La direction d’Airbus a salué l’accord trouvé entre Bruxelles et Londres : le pire est-il évité pour l’avionneur ?

Fany Declerck : Un no deal, en créant des difficultés aux frontières douanières, aurait été un coup incomparablement plus dur pour l’avionneur. Mais l’accord ne résout pas toutes les difficultés, sur le plan organisationnel et financier notamment. Évoquons d’abord le risque politique : avant même de se mettre d’accord avec Bruxelles, Londres a décidé de supprimer au 1er janvier toutes les surtaxes douanières sur les produits américains décidés par l’UE dans le litige Airbus-Boeing. Alors que, dans le même temps, Washington a créé de nouvelles taxes sur les pièces des avions Airbus, y compris celles fabriquées aux États-Unis ! N’oublions pas que le Royaume-Uni, contrairement à la France ou à l’Allemagne, n’est pas actionnaire d’Airbus.

Quels sont les risques organisationnels ?

Fany Declerck : Certaines difficultés semblent conjoncturelles, comme la difficulté de voyager entre le Royaume-Uni et le continent pendant la crise sanitaire. Mais on aurait tort de sous-estimer la question des certifications, puisque le Royaume-Uni ne répond plus à la législation européenne. Il va falloir établir de nouvelles normes pour assurer la continuité des approvisionnements et éviter les retards de production qui, surtout sur des pièces aussi sensibles que les ailes, se chiffrent vite en millions d’euros. On sait que, de part et d’autre, les acteurs industriels sont déjà au travail sur cette question.

On peut aussi penser à la situation des sous-traitants, dont beaucoup vont travailler pour la première fois avec des partenaires non européens. Ce sont des procédures tout à fait maîtrisables, mais qui demandent du temps et des moyens pour des entreprises qui se trouvent, elles, fragilisées par la chute de leurs marchés. De façon générale, les incertitudes liées au Brexit interviennent dans un contexte où la filière aéronautique est bousculée par la crise sanitaire.

Vous évoquiez des risques financiers : quels sont-ils ?

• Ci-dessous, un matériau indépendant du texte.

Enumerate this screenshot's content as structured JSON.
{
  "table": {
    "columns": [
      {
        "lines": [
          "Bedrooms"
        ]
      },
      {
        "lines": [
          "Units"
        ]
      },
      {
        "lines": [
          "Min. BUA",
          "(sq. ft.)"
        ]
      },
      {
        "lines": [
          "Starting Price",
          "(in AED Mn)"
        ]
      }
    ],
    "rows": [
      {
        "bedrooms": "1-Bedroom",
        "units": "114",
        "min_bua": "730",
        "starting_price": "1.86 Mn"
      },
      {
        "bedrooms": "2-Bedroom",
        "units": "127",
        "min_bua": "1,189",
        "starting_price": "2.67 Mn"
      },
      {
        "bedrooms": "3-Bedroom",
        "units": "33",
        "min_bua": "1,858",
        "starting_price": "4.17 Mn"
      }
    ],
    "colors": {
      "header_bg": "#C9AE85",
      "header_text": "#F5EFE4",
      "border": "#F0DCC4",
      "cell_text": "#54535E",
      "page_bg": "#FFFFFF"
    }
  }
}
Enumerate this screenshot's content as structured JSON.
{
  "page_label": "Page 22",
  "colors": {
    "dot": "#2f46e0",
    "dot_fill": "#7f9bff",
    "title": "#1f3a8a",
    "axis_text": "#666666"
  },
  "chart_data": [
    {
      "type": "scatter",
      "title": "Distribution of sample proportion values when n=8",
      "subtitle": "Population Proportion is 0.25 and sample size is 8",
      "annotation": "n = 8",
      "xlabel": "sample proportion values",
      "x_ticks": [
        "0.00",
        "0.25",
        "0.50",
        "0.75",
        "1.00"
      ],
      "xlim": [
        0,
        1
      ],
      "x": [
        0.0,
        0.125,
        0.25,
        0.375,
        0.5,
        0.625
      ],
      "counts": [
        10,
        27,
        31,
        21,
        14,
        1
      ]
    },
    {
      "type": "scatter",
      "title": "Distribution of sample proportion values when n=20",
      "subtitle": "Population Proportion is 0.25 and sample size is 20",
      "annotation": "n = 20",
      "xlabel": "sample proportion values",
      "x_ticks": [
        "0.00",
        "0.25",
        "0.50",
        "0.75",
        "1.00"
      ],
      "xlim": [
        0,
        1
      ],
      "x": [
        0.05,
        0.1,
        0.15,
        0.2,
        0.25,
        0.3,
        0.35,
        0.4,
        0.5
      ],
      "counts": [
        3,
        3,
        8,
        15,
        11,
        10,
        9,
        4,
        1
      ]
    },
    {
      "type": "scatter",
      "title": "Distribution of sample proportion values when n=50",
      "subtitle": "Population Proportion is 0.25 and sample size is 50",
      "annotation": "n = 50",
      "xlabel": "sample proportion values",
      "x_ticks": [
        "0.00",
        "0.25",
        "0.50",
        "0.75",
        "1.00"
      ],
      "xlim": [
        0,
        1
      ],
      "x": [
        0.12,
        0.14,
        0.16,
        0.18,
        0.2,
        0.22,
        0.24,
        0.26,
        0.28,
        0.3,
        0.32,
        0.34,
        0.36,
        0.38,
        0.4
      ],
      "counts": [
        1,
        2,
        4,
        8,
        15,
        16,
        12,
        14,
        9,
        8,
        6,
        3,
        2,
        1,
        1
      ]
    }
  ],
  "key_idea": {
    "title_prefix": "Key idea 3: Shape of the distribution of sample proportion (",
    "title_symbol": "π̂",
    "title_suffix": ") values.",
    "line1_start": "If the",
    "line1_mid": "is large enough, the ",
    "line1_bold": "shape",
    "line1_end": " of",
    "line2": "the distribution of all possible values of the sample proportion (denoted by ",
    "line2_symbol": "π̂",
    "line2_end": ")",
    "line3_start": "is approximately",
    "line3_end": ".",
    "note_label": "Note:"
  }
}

Fany Declerck : Peu d’entreprises sont aussi exposées à la variation des taux de change qu’Airbus. La preuve en est que l’entreprise possède sa propre salle de marché, située à Londres : la question est de savoir si cette situation pourra durer vu le lobbying de l’Union Européenne pour relocaliser les activités financières jusque-là hébergées par la City. L’accord entre Londres et Bruxelles prévoit une période de transition jusqu’en 2022, ce qui est finalement un délai très court. Sur cette question financière aussi, ce sera pour Airbus un gros travail pour réorganiser ses équipes et repenser ses procédures.